Unfair Contract Terms

“Click here” and you may have just entered into a standard form contract to which the unfair contract terms (UCT) law in the Australian Consumer Law (ACL) apply.

The UTC provisions apply to business contracts where:-

  • at least one party to the contract is a ‘small business’
  • the contract is a ‘standard form contract’
  • A term is ‘unfair’

When do the UCT laws apply?

In summary, from 10 November 2023:-

  • A small business will be one which employs less than 100 people or has an annual turnover of less than $10 million;
  • A standard form contract will be defined as one pre-prepared by the party which has all or most of the bargaining power, used on multiple occasions and where there is little scope to negotiate terms; and
  • A clause may be presumed to be unfair if the same or a substantially similar term was found to be unfair in similar circumstances in a separate case.

There is no upfront price limitation and if a party basically has to “take it or leave it” it will be difficult to argue that it is not a standard form contract. 


An unfair contract terms is one which

  • would cause a significant imbalance in the parties’ rights and obligations arising under the contract
  • is not reasonably necessary to protect the legitimate interests of the party that would benefit from the term, or
  • would cause detriment (financial or otherwise) to a small business if it were to be applied or relied on.

The ACL sets out examples of terms that may be unfair, including:

  • terms that allow one party (but not the other) to avoid or limit their responsibilities under the contract
  • terms that allow one party (but not the other) to end the contract
  • terms that penalize one party (but not the other) for breaking or ending the contract
  • terms that allow one party (but not the other) to change the terms of the contract.

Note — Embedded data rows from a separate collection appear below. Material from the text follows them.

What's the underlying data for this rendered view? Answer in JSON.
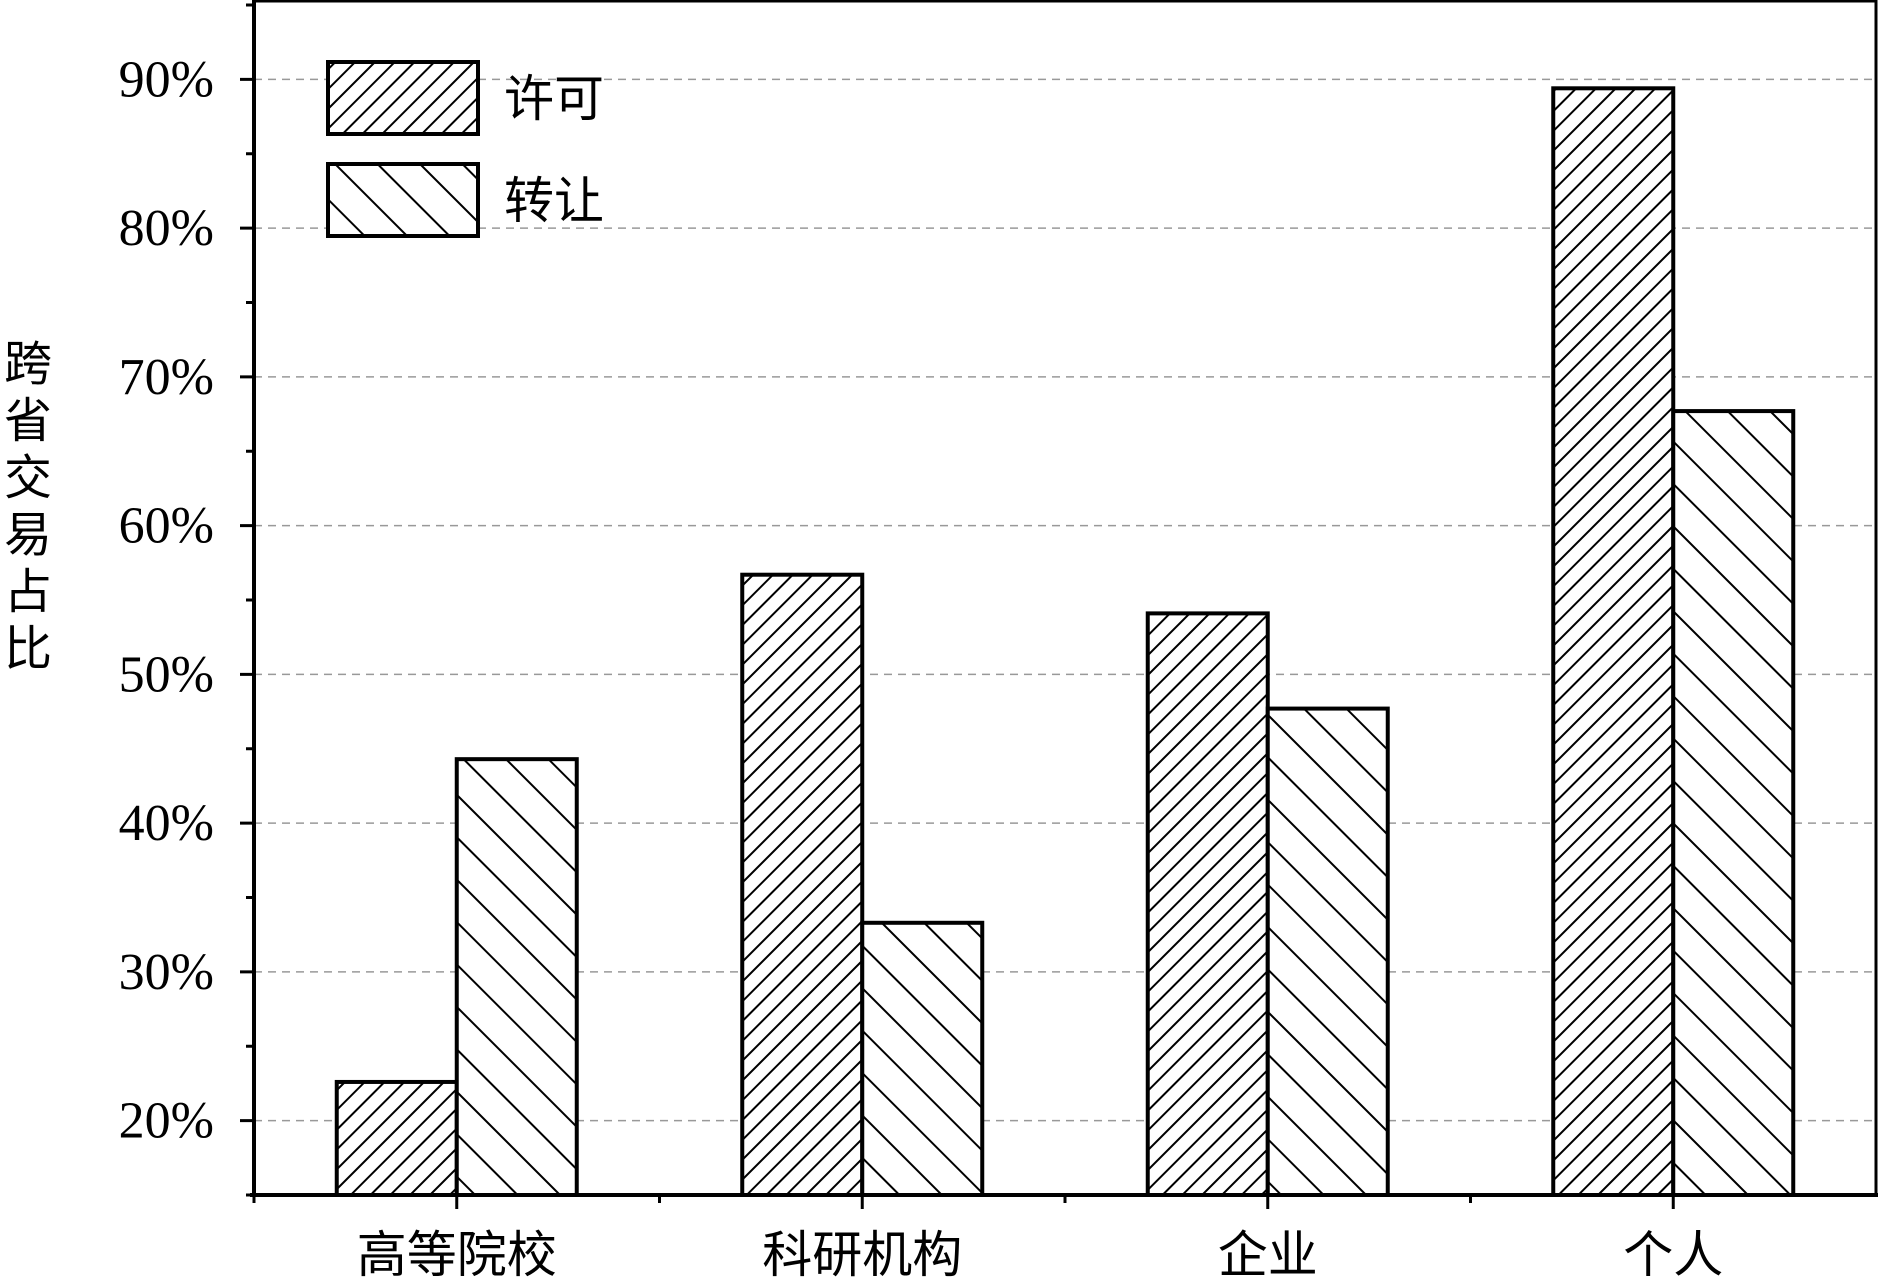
{
  "chart_data": {
    "type": "bar",
    "title": "",
    "xlabel": "",
    "ylabel": "跨省交易占比",
    "ylim": [
      15,
      95
    ],
    "yticks": [
      20,
      30,
      40,
      50,
      60,
      70,
      80,
      90
    ],
    "ytick_labels": [
      "20%",
      "30%",
      "40%",
      "50%",
      "60%",
      "70%",
      "80%",
      "90%"
    ],
    "categories": [
      "高等院校",
      "科研机构",
      "企业",
      "个人"
    ],
    "series": [
      {
        "name": "许可",
        "pattern": "dense-forward-hatch",
        "values": [
          22.6,
          56.7,
          54.1,
          89.4
        ]
      },
      {
        "name": "转让",
        "pattern": "sparse-backward-hatch",
        "values": [
          44.3,
          33.3,
          47.7,
          67.7
        ]
      }
    ],
    "grid": "horizontal dashed",
    "legend_position": "top-left",
    "colors": {
      "stroke": "#000000",
      "grid": "#999999",
      "fill": "#ffffff"
    }
  }
}
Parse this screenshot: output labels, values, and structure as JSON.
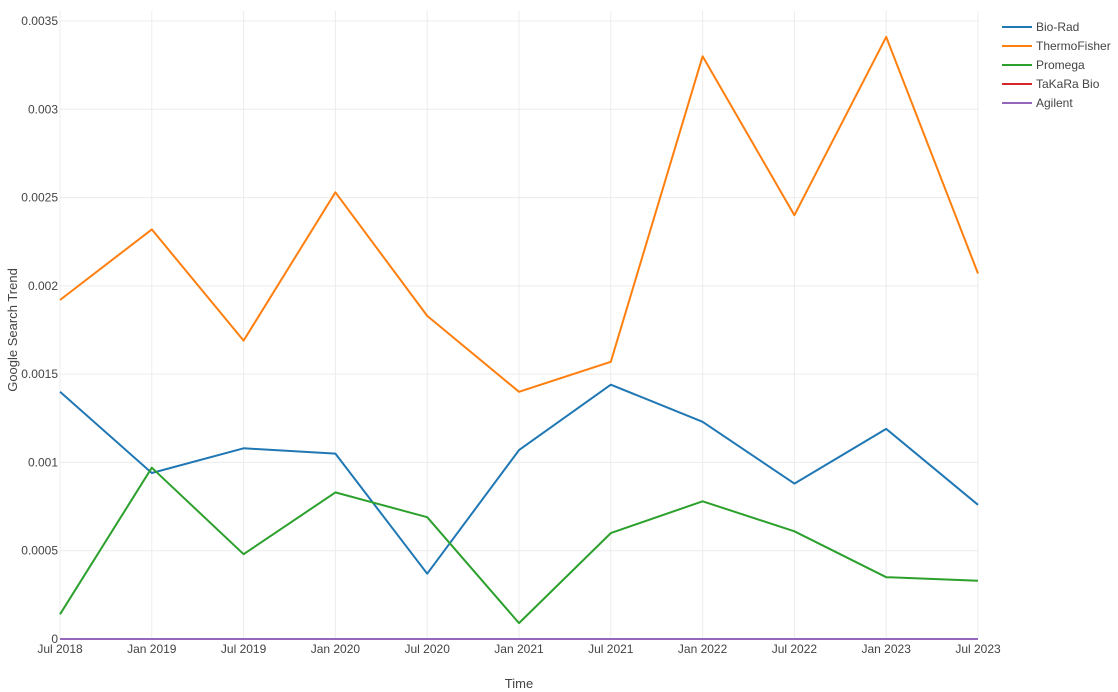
{
  "chart_data": {
    "type": "line",
    "xlabel": "Time",
    "ylabel": "Google Search Trend",
    "x": [
      "Jul 2018",
      "Jan 2019",
      "Jul 2019",
      "Jan 2020",
      "Jul 2020",
      "Jan 2021",
      "Jul 2021",
      "Jan 2022",
      "Jul 2022",
      "Jan 2023",
      "Jul 2023"
    ],
    "xticks": [
      "Jul 2018",
      "Jan 2019",
      "Jul 2019",
      "Jan 2020",
      "Jul 2020",
      "Jan 2021",
      "Jul 2021",
      "Jan 2022",
      "Jul 2022",
      "Jan 2023",
      "Jul 2023"
    ],
    "ylim": [
      0,
      0.0035
    ],
    "yticks": [
      0,
      0.0005,
      0.001,
      0.0015,
      0.002,
      0.0025,
      0.003,
      0.0035
    ],
    "ytick_labels": [
      "0",
      "0.0005",
      "0.001",
      "0.0015",
      "0.002",
      "0.0025",
      "0.003",
      "0.0035"
    ],
    "grid": true,
    "legend_position": "top-right",
    "series": [
      {
        "name": "Bio-Rad",
        "color": "#1f77b4",
        "values": [
          0.0014,
          0.00094,
          0.00108,
          0.00105,
          0.00037,
          0.00107,
          0.00144,
          0.00123,
          0.00088,
          0.00119,
          0.00076
        ]
      },
      {
        "name": "ThermoFisher",
        "color": "#ff7f0e",
        "values": [
          0.00192,
          0.00232,
          0.00169,
          0.00253,
          0.00183,
          0.0014,
          0.00157,
          0.0033,
          0.0024,
          0.00341,
          0.00207
        ]
      },
      {
        "name": "Promega",
        "color": "#2ca02c",
        "values": [
          0.00014,
          0.00097,
          0.00048,
          0.00083,
          0.00069,
          9e-05,
          0.0006,
          0.00078,
          0.00061,
          0.00035,
          0.00033
        ]
      },
      {
        "name": "TaKaRa Bio",
        "color": "#d62728",
        "values": [
          0,
          0,
          0,
          0,
          0,
          0,
          0,
          0,
          0,
          0,
          0
        ]
      },
      {
        "name": "Agilent",
        "color": "#9467bd",
        "values": [
          0,
          0,
          0,
          0,
          0,
          0,
          0,
          0,
          0,
          0,
          0
        ]
      }
    ]
  }
}
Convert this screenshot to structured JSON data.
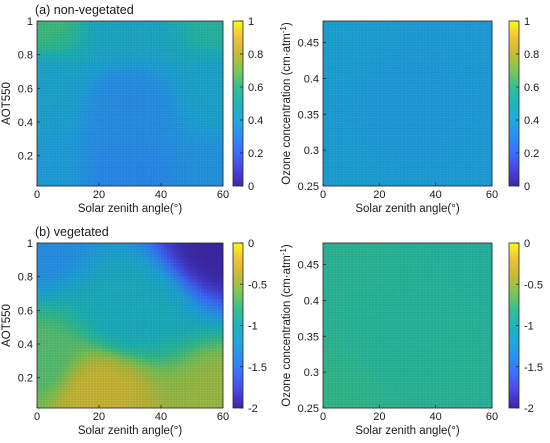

Examples of unfair contract terms

Terms which could be considered unfair are ones which allow for:-

  • Automatic renewal of the term of the agreement;
  • one sided limitation of liability;
  • unilateral variation of terms; and
  • Unfair payment terms

The courts have found the following clauses to be unfair:-

  1. [The supplier] has the right to immediately vary all or some of the charges payable by the customer by notifying the customer.
  2. By signing and returning the contract to [the supplier],the customer irrevocably offers to acquire the software and services under the contract but [the supplier] is not bound by the contract until the customer has been advised in writing of [the supplier’s] unconditional acceptance of the contract or [the supplier] has commenced providing the support services, whichever occurs first.
  3. The customer states they have read each document forming part of the contract (including any document incorporated by reference and not provided to the customer) and has based its acquisition decision solely on their contents.

Of course, unfairness depends on context, but none the less, these are a useful guide.

Where a provision is incorporated by law – for example terms that apply to commercial leases – this will not be considered to be unfair.  Nor will a clause that sets out the upfront price be considered to be unfair.


If a provision is found to be unfair monetary penalties can be imposed if a party seeks to rely on that clause.

Penalties for a company and an individual are different.  For an individual there is a fine of up to $2.5 million.  For a corporation, the greater of $50 million and three times the value of the benefit obtained.

The court also has other broad powers which include the ability to make such orders it considers appropriate to redress (in whole or in part) loss or damage that has been caused or to prevent or reduce loss or damage that is likely be caused, by the UCT, including to existing contracts that contain the same or similar terms.